Когда строительство магистрали остановили, осуждённых использовали на других тяжёлых работах, в том числе на нефтяных месторождениях.

Много позже, уже в послесоветское время, лагерники валили реликтовый лес – тайгу – на незаконных преступных вырубках, организованных высокими московскими деятелями. Повторяю – всё опять же в суровейших климатических условиях, когда зимой – запредельная арктическая стужа, а летом – палящая жара и в придачу к ней вышеупомянутая нескончаемая кровососущая мошкара, гнус по-другому, от которой невозможно было дышать.

Обычно заключённые колоний строгого режима содержались в запираемых камерах, но в «Полярном медведе», устроенном волей больших начальников на севере Восточносибирского нагорья, таких замкнутых помещений не было – из соображений экономии, или действительного отсутствия средств на их строительство, или по каким-то другим причинам. Поэтому зэки находились в обычных лагерных бараках с установленной нормой два квадратных метра на человека.

В других колониях арестанты спали на шконках с матрацами, представлявших собой двух- или трехъярусные кровати, а в «Полярном медведе» были установлены нары, то есть простые деревянные настилы на некотором возвышении от пола, не вдоль стен, а перпендикулярно к ним.

Возможно, нары – это опять же из экономии средств, а скорее всего для того, чтобы усугубить и без того несладкую жизнь заключённых, арестантов или каторжников – от прозваний суть не менялась.

Распорядок жизни зэков строгий, однообразный. Подъём – в шесть часов, отбой – в десять вечера.
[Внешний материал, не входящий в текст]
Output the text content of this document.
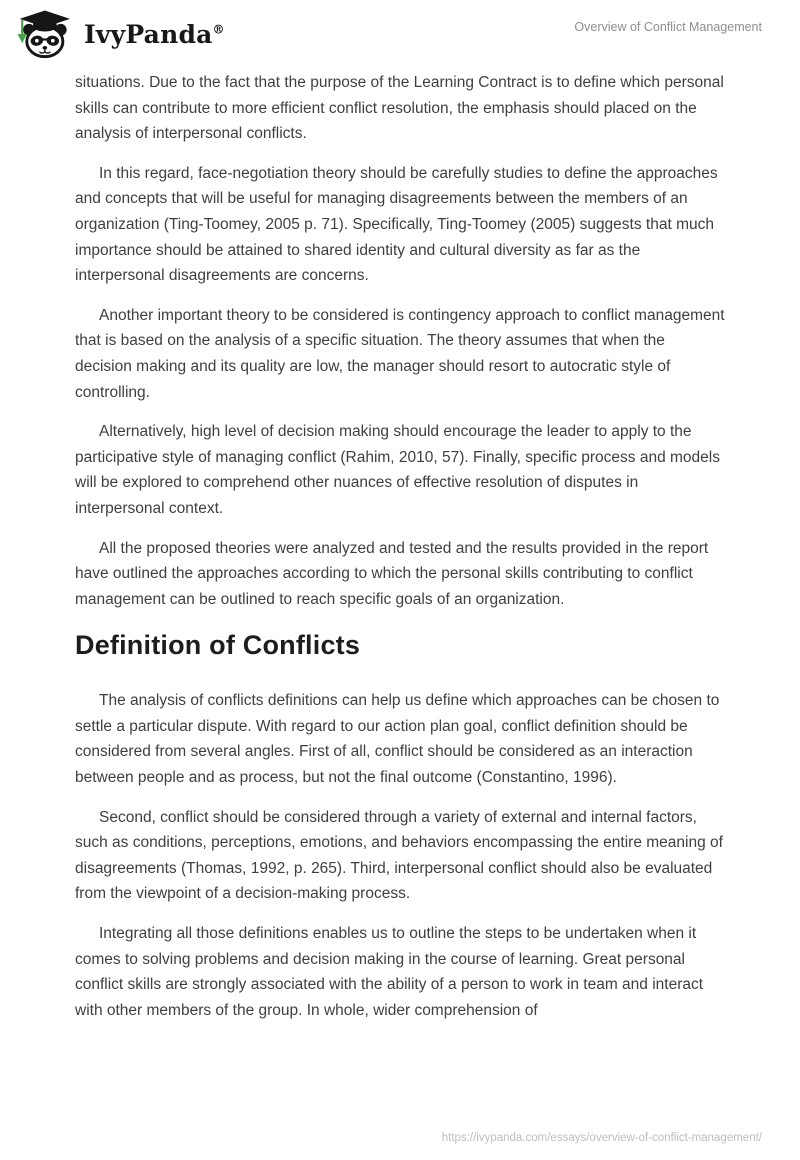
IvyPanda®	Overview of Conflict Management

situations. Due to the fact that the purpose of the Learning Contract is to define which personal skills can contribute to more efficient conflict resolution, the emphasis should placed on the analysis of interpersonal conflicts.

In this regard, face-negotiation theory should be carefully studies to define the approaches and concepts that will be useful for managing disagreements between the members of an organization (Ting-Toomey, 2005 p. 71). Specifically, Ting-Toomey (2005) suggests that much importance should be attained to shared identity and cultural diversity as far as the interpersonal disagreements are concerns.

Another important theory to be considered is contingency approach to conflict management that is based on the analysis of a specific situation. The theory assumes that when the decision making and its quality are low, the manager should resort to autocratic style of controlling.

Alternatively, high level of decision making should encourage the leader to apply to the participative style of managing conflict (Rahim, 2010, 57). Finally, specific process and models will be explored to comprehend other nuances of effective resolution of disputes in interpersonal context.

All the proposed theories were analyzed and tested and the results provided in the report have outlined the approaches according to which the personal skills contributing to conflict management can be outlined to reach specific goals of an organization.

Definition of Conflicts

The analysis of conflicts definitions can help us define which approaches can be chosen to settle a particular dispute. With regard to our action plan goal, conflict definition should be considered from several angles. First of all, conflict should be considered as an interaction between people and as process, but not the final outcome (Constantino, 1996).

Second, conflict should be considered through a variety of external and internal factors, such as conditions, perceptions, emotions, and behaviors encompassing the entire meaning of disagreements (Thomas, 1992, p. 265). Third, interpersonal conflict should also be evaluated from the viewpoint of a decision-making process.

Integrating all those definitions enables us to outline the steps to be undertaken when it comes to solving problems and decision making in the course of learning. Great personal conflict skills are strongly associated with the ability of a person to work in team and interact with other members of the group. In whole, wider comprehension of

https://ivypanda.com/essays/overview-of-conflict-management/
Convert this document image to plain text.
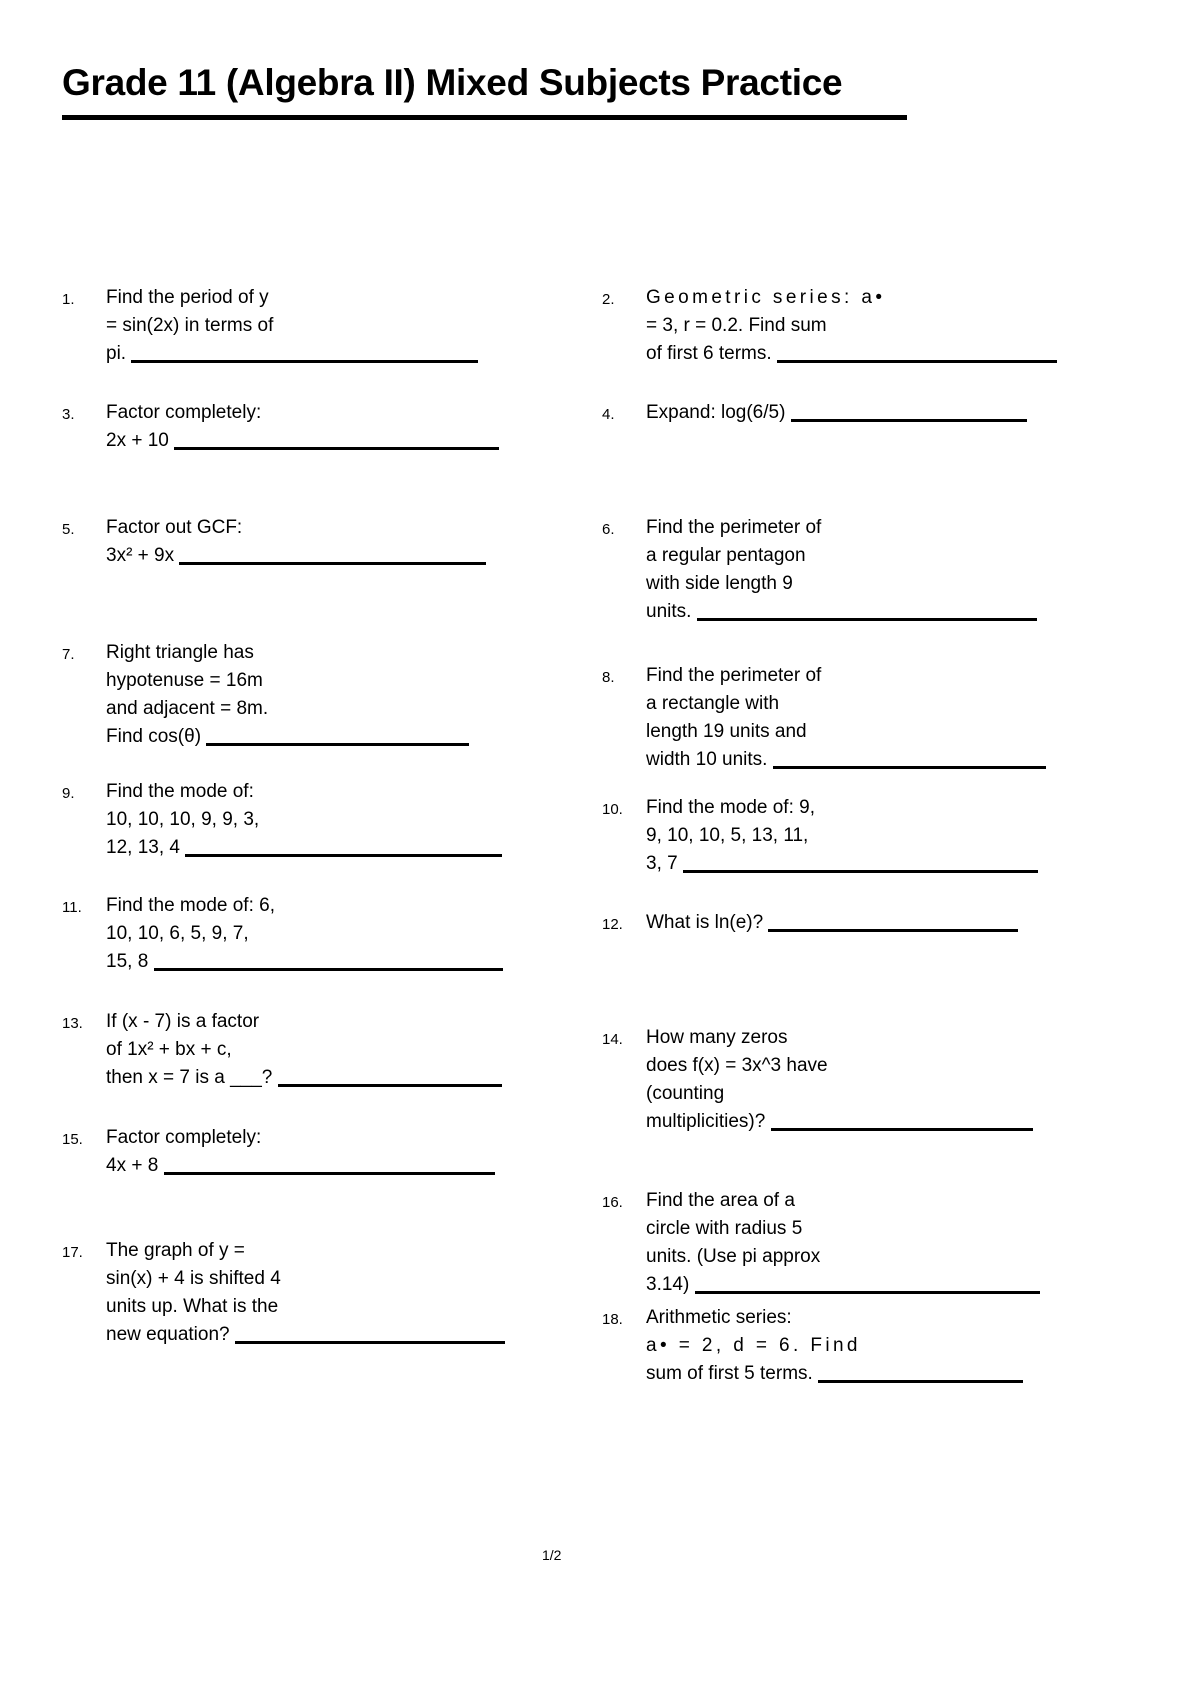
Grade 11 (Algebra II) Mixed Subjects Practice
1.	Find the period of y
= sin(2x) in terms of
pi.
3.	Factor completely:
2x + 10
5.	Factor out GCF:
3x² + 9x
7.	Right triangle has
hypotenuse = 16m
and adjacent = 8m.
Find cos(θ)
9.	Find the mode of:
10, 10, 10, 9, 9, 3,
12, 13, 4
11.	Find the mode of: 6,
10, 10, 6, 5, 9, 7,
15, 8
13.	If (x - 7) is a factor
of 1x² + bx + c,
then x = 7 is a ___?
15.	Factor completely:
4x + 8
17.	The graph of y =
sin(x) + 4 is shifted 4
units up. What is the
new equation?
2.	Geometric series: a•
= 3, r = 0.2. Find sum
of first 6 terms.
4.	Expand: log(6/5)
6.	Find the perimeter of
a regular pentagon
with side length 9
units.
8.	Find the perimeter of
a rectangle with
length 19 units and
width 10 units.
10.	Find the mode of: 9,
9, 10, 10, 5, 13, 11,
3, 7
12.	What is ln(e)?
14.	How many zeros
does f(x) = 3x^3 have
(counting
multiplicities)?
16.	Find the area of a
circle with radius 5
units. (Use pi approx
3.14)
18.	Arithmetic series:
a• = 2, d = 6. Find
sum of first 5 terms.
1/2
В течение дня – построение, работа, приём пищи. И так – долгими годами, без каких-либо изменений и перерывов. Один раз в неделю – десятиминутная помывка под душем; бани в «Полярном медведе» не было.

Зато имелся банный комбинат в близ расположенном посёлке городского типа Забудалове – термы, как ещё называли его в округе. Заведение это под официальным названием «Нирвана» было построено на средства компании «Кентавр», занимавшейся лесоразработками, в качестве премии за вклад местных в исключительно прибыльное лесоуничтожительное дело, на фоне которого большинство преступлений, совершённых поднадзорными обитателями режимной колонии, выглядели невинными шалостями.

На строительстве комбината от начала и до конца использовались заключённые, так что основные расходы легли только на приобретение и тысячекилометровые доставки материалов и оборудования.

В «термах» любили проводить время и поселковые начальники, и лагерные, и все остальные, кто купался в деньгах.

Это был целый комплекс по оказанию банных и связанных с ними услуг и процедур. Здесь были и парилка с удобными скамьями и полками, и просторный бассейн, и уютный зал отдыха с вкусными и полезными для здоровья напитками и закусками, где отдыхавшие вели умные беседы, а порой заключали и договоры на свои выгодные предприятия. Были и массажные кабинеты с молоденькими или более старшего возраста девушками-массажистками – в зависимости от эротических предпочтений гостей.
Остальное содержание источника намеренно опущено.